5 décembre

Je me suis attaqué, pendant cette trève des confiseurs, à un travail que j’ai mis de côté depuis maintenant 25 ans (record de procrastinateur !) : dépoussiérer, numériser, mettre en page le manuscrit qu’a laissé ma maman quelques années avant sa mort.

J’espère venir à bout prochainement de ce travail bien plus long et éprouvant que je l’aurais pensé. Certains passages sont particulièrement lourds, ou remplis d’émotions, pour moi en particulier bien entendu. Mais je travaille en ce moment sur un passage qui est forcément à part pour moi : celui décrivant ma propre conception !

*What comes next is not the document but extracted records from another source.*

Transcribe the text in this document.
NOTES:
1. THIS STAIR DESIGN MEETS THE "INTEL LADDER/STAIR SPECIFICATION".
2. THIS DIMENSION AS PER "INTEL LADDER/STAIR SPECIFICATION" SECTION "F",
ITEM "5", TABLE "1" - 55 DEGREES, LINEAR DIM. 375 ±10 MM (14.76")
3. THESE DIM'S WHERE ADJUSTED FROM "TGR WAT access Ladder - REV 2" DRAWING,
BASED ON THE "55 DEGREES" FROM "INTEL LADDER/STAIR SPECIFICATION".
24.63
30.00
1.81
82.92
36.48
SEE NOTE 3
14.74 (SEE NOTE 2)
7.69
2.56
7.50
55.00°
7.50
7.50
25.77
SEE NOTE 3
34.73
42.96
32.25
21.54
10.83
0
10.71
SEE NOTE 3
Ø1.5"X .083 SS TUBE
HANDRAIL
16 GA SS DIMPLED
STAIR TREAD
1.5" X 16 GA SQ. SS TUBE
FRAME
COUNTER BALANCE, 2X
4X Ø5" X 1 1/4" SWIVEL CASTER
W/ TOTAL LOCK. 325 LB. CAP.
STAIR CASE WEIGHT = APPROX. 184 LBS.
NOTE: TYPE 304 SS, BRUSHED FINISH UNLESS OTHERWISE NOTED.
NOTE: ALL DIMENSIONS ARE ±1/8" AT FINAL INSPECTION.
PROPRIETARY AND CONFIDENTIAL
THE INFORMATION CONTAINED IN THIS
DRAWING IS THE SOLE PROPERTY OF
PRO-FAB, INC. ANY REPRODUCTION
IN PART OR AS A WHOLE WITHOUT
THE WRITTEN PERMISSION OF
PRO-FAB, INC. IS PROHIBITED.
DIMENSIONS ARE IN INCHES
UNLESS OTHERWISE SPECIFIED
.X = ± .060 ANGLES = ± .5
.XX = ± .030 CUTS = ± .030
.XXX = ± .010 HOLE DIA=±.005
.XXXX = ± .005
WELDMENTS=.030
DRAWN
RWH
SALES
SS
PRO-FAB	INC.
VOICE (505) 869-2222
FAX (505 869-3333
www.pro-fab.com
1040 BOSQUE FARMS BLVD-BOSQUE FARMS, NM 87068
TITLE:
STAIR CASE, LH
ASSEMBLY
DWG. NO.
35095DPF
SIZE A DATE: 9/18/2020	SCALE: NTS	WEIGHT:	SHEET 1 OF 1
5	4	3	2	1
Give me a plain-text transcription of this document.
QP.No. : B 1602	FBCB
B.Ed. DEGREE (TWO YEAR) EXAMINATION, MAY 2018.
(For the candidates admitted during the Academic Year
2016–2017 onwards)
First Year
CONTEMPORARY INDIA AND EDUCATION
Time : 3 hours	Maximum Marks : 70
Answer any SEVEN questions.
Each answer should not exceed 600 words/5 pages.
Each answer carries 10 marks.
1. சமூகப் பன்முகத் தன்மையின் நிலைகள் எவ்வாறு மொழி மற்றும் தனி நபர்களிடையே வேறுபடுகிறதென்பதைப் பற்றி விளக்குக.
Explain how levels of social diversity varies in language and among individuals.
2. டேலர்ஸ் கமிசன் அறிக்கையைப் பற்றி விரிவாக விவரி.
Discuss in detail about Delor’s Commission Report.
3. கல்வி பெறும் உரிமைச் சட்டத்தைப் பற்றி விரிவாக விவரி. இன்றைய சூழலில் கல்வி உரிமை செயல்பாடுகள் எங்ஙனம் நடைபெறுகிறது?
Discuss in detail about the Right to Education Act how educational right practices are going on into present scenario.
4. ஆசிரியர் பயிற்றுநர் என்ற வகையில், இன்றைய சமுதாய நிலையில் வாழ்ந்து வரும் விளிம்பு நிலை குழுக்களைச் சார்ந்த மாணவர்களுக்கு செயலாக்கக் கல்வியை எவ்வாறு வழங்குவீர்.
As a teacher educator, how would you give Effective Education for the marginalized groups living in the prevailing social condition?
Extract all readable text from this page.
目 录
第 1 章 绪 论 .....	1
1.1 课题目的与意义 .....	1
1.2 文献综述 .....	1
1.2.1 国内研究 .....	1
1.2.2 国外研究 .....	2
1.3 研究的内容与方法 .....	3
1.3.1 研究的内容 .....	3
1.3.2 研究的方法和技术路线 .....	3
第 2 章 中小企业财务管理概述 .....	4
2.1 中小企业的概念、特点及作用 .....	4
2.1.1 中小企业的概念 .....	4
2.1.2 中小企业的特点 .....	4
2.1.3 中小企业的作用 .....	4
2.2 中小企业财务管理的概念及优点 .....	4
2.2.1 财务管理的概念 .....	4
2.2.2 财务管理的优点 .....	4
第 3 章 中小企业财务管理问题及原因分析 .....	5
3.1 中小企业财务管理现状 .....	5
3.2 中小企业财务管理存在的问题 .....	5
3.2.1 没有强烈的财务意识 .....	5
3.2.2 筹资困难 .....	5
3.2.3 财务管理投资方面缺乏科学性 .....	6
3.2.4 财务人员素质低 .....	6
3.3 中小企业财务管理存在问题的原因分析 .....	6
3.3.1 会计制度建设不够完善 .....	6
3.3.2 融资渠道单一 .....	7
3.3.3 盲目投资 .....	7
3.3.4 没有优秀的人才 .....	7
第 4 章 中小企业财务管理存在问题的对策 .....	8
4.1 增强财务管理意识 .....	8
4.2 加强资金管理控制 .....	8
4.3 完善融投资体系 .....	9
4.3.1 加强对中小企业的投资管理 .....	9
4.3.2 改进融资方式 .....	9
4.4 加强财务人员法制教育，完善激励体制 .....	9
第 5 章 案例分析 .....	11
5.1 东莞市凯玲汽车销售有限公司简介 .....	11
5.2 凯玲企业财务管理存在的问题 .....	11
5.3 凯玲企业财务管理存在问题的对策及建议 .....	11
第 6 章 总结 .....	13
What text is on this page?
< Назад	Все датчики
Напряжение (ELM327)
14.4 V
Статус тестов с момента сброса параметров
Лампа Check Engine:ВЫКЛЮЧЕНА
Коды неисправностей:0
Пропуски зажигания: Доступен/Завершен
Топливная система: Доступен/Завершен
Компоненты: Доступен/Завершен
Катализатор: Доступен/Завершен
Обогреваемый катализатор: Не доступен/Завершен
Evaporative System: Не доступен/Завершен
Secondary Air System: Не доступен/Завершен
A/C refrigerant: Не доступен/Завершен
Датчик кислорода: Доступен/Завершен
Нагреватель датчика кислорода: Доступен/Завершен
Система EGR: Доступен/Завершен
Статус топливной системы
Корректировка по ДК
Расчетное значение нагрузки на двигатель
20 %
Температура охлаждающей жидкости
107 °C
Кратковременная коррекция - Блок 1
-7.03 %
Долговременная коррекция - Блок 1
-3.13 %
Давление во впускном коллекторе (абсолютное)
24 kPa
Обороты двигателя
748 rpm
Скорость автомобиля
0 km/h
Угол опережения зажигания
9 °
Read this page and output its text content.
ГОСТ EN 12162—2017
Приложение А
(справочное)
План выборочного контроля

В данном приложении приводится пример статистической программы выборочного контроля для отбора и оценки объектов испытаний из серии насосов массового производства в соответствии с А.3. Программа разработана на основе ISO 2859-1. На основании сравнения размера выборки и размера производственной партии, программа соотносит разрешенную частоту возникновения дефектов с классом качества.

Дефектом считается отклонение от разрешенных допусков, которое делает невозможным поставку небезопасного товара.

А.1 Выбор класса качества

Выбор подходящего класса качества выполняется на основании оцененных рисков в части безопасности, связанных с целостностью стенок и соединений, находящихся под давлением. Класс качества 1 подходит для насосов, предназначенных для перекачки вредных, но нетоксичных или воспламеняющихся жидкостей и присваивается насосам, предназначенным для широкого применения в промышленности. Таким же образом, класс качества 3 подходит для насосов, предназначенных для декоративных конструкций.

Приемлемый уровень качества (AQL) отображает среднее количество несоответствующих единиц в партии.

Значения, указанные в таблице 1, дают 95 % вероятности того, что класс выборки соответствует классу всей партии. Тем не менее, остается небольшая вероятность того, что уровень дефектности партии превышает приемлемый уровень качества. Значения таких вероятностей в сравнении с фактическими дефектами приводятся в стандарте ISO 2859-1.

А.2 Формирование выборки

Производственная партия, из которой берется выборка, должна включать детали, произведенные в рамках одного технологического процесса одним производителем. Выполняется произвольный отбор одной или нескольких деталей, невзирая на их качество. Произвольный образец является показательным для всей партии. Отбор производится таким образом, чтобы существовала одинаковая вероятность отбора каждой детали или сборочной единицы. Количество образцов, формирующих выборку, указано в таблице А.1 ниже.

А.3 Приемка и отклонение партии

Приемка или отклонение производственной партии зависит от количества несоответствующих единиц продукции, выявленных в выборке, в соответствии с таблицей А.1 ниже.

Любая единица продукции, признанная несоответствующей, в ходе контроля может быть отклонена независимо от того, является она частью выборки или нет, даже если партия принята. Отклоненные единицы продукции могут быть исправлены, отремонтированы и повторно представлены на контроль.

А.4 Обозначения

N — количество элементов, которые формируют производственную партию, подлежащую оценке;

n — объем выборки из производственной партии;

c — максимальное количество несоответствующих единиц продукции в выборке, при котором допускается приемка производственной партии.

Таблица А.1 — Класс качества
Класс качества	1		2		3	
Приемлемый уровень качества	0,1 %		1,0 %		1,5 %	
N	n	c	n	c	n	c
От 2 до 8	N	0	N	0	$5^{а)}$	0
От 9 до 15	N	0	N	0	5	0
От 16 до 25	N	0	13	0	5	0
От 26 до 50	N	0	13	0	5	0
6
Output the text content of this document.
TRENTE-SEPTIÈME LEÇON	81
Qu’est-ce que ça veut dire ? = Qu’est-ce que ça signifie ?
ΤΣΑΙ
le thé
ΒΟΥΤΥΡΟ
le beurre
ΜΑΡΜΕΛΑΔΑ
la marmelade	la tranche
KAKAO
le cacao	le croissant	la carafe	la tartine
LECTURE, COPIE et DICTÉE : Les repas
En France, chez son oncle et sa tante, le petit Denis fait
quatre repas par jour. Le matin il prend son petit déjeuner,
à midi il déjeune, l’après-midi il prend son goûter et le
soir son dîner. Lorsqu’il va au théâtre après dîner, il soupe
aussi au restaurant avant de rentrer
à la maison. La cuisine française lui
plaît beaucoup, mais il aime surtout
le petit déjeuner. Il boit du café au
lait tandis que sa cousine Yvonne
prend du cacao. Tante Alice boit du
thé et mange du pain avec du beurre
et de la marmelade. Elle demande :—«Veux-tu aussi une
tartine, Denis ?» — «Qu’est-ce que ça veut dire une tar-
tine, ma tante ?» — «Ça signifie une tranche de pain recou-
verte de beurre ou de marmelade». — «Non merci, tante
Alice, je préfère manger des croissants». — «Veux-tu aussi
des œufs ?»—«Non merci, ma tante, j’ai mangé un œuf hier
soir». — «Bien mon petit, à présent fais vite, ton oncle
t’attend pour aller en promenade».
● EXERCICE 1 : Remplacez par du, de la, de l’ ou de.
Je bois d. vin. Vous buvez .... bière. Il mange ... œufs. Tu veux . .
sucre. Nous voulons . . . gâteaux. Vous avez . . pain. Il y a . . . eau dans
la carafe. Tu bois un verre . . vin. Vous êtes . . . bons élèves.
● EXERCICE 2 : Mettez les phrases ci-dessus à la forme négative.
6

Même si l’histoire racontée dans ce manuscrit est, pour bonne partie, triste et amère, je garde ce passage là comme un bien précieux, car c’est une belle chose de savoir qu’on a été conçu dans le plaisir et l’accomplissement !

Aujourd’hui, par exemple, j’ai rendez-vous avec Jean. Nous sommes le 5 décembre. Quelle importance cela a-t-il ? Aucune, en tout cas pour le moment. Mais il n’empêche que nous sommes le 5 décembre et que je suis chez Jean. Je suis bien déçue quand il m’annonce qu’il a un rendez-vous important dans quelques minutes et qu’il ne peut manquer sous aucun prétexte. Il doit aller voir un Agent Immobilier pour décider de l’achat de deux appartements contigus, l’un pour son domicile, l’autre pour son cabinet. Je suis d’autant plus déçue que je viens de m’acheter un ravissant petit ensemble culotte et soutien-gorge en broderie anglaise bleue et que…Mais à quoi pensais-je donc et pourquoi l’ai-je dit? On a de ces idées parfois, et quel poids peut donc avoir un petit peu de broderie anglaise bleue contre l’achat de deux appartements tout neufs, très luxueux et très chers ? Jusqu’à ce jour, je vous aurais répondu : aucun. Mais je sais maintenant que rien n’est réellement futile et rien n’est réellement très important.

Toujours est-il que Jean veut admirer derechef le petit ensemble et qu’en quelques secondes, il oublie san rendez-vous tellement important, ses deux futurs appartements et son agent immobilier.

Notre étreinte n’est pas très longue mais tellement intense, lumineuse que je sais ce que signifie l’extase d’être pleinement comblée. Nous sommes comme terrassés, abasourdis et il nous faut un bon moment avant que l’agent immobilier ne se rappelle à notre ban souvenir, et encore un bon moment avant que Jean ne se décide à se rendre tout de même à ce rendez-vous, avec tellement de retard. La réalité nous sépare brusquement mais une fois dehors, dans la rue, je suis encore toute émerveillée, chamboulée complètement sans trop savoir pourquoi. Si j’osais, je danserais dans la rue, je bousculerais les gens sur le trottoir, je chanterais à tue-tête n’importe quoi. Mais je n’ose pas et je marche gentiment, posément, comme il convient à une jeune femme qui ne doit pas se faire remarquer.